Guérir de rire

Je suis née puisqu’il m’en a été ainsi donné!

Et je suis morte cinq ans plus tard, tuée par un accident de parcours. 

Quand nos routes muettes ne peuvent se trouver, quand nos chemins s’écartent sans apprendre à s’aimer. 

Ce jour funeste était pourtant un jour plein de promesses! 

J’étais rentrée de l’école, j’avais appris un nouveau mot.

Mes camarades s’étaient vantés de le connaitre et cela le rendait si précieux à mes yeux que l’impatience de le partager avec mon père était intense.

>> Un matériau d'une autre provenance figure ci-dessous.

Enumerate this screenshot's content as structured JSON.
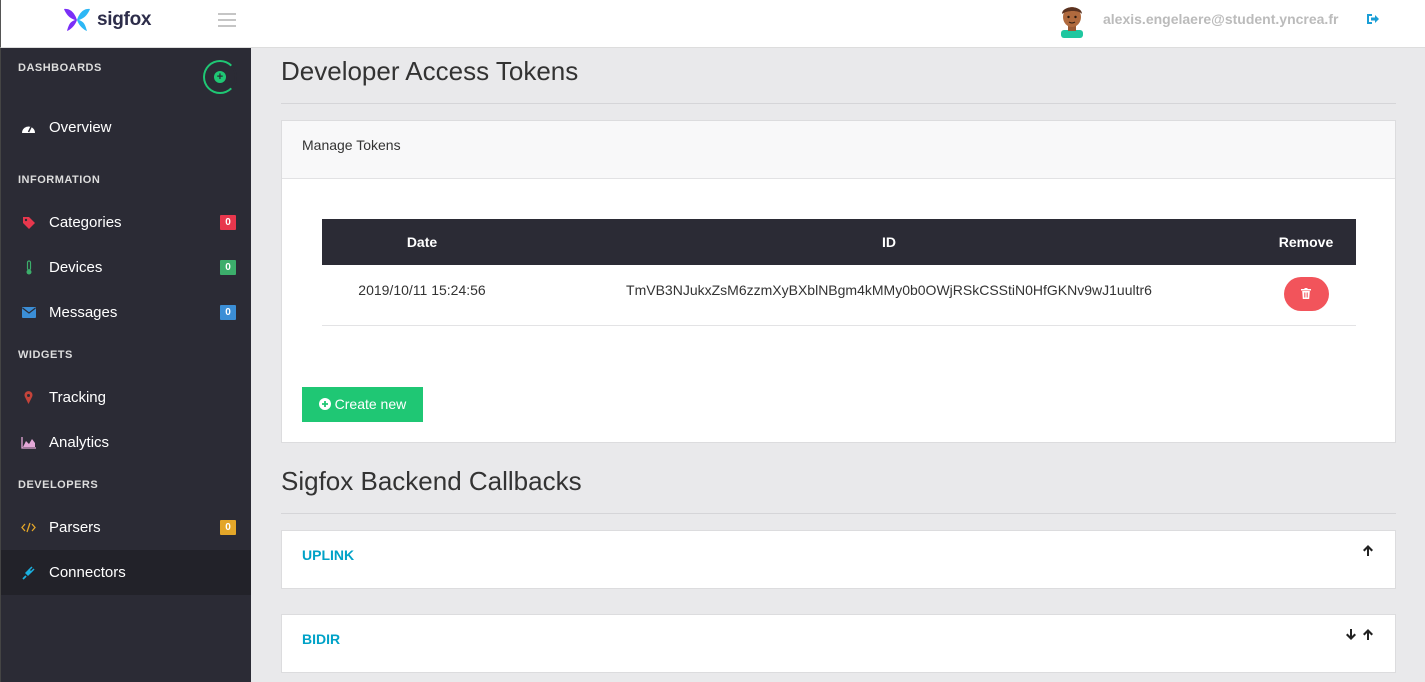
{
  "header": {
    "brand": "sigfox",
    "user_email": "alexis.engelaere@student.yncrea.fr"
  },
  "sidebar": {
    "sections": {
      "dashboards": "DASHBOARDS",
      "information": "INFORMATION",
      "widgets": "WIDGETS",
      "developers": "DEVELOPERS"
    },
    "items": [
      {
        "label": "Overview",
        "icon": "dashboard-icon"
      },
      {
        "label": "Categories",
        "icon": "tag-icon",
        "badge": "0",
        "badge_color": "#e8374d"
      },
      {
        "label": "Devices",
        "icon": "thermometer-icon",
        "badge": "0",
        "badge_color": "#3cae6b"
      },
      {
        "label": "Messages",
        "icon": "envelope-icon",
        "badge": "0",
        "badge_color": "#3b8ed6"
      },
      {
        "label": "Tracking",
        "icon": "map-marker-icon"
      },
      {
        "label": "Analytics",
        "icon": "area-chart-icon"
      },
      {
        "label": "Parsers",
        "icon": "code-icon",
        "badge": "0",
        "badge_color": "#e3a629"
      },
      {
        "label": "Connectors",
        "icon": "plug-icon"
      }
    ]
  },
  "main": {
    "title": "Developer Access Tokens",
    "tokens_panel": {
      "heading": "Manage Tokens",
      "columns": [
        "Date",
        "ID",
        "Remove"
      ],
      "rows": [
        {
          "date": "2019/10/11 15:24:56",
          "id": "TmVB3NJukxZsM6zzmXyBXblNBgm4kMMy0b0OWjRSkCSStiN0HfGKNv9wJ1uultr6"
        }
      ],
      "create_label": "Create new"
    },
    "callbacks_title": "Sigfox Backend Callbacks",
    "callbacks": [
      {
        "label": "UPLINK"
      },
      {
        "label": "BIDIR"
      }
    ]
  },
  "colors": {
    "sidebar_bg": "#2b2b35",
    "accent_green": "#1fc774",
    "danger": "#f2545b",
    "link": "#00a2c7"
  }
}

Je me souviens du retour de mon père. 

De son travail, il me sembla, ce jour là, qu’il rentra encore plus tard, et dès qu’il eut franchi la porte de ma chambre, je lui dit, comme on offre un cadeau, ce mot dont j’étais si fière: « Saloperie ».

Mon père était un homme plutôt doux et gentil.

Il s’occupait de moi du mieux que son histoire, certainement pas si évidente, le lui permettait. 

Il n’était pas violent.

C’est pourtant la claque magistrale qu’il m’asséna ce jour là qui causa ma mort.

Sa colère fut fracassante, et surtout si incompréhensible, qu’elle fut comme la foudre qui s’abat sur un arbre. 

Et le laisse là, brûlé, et sans vie.

J’ai perdu cette confiance en moi, mais aussi en l’autre, nécessaire au développement de chacun, comprenant tout à coup la traitrise de l’amour, l’injustice et la cruauté de la vie.

Il me semble bien que c’est ce jour là que s’est creusée ma tombe. 

Que toute lumière s’est éteinte. 

Comme une flamme fragile, comme une fleur naissante, que l’on a écrasée par mégarde, sans même s’en rendre compte.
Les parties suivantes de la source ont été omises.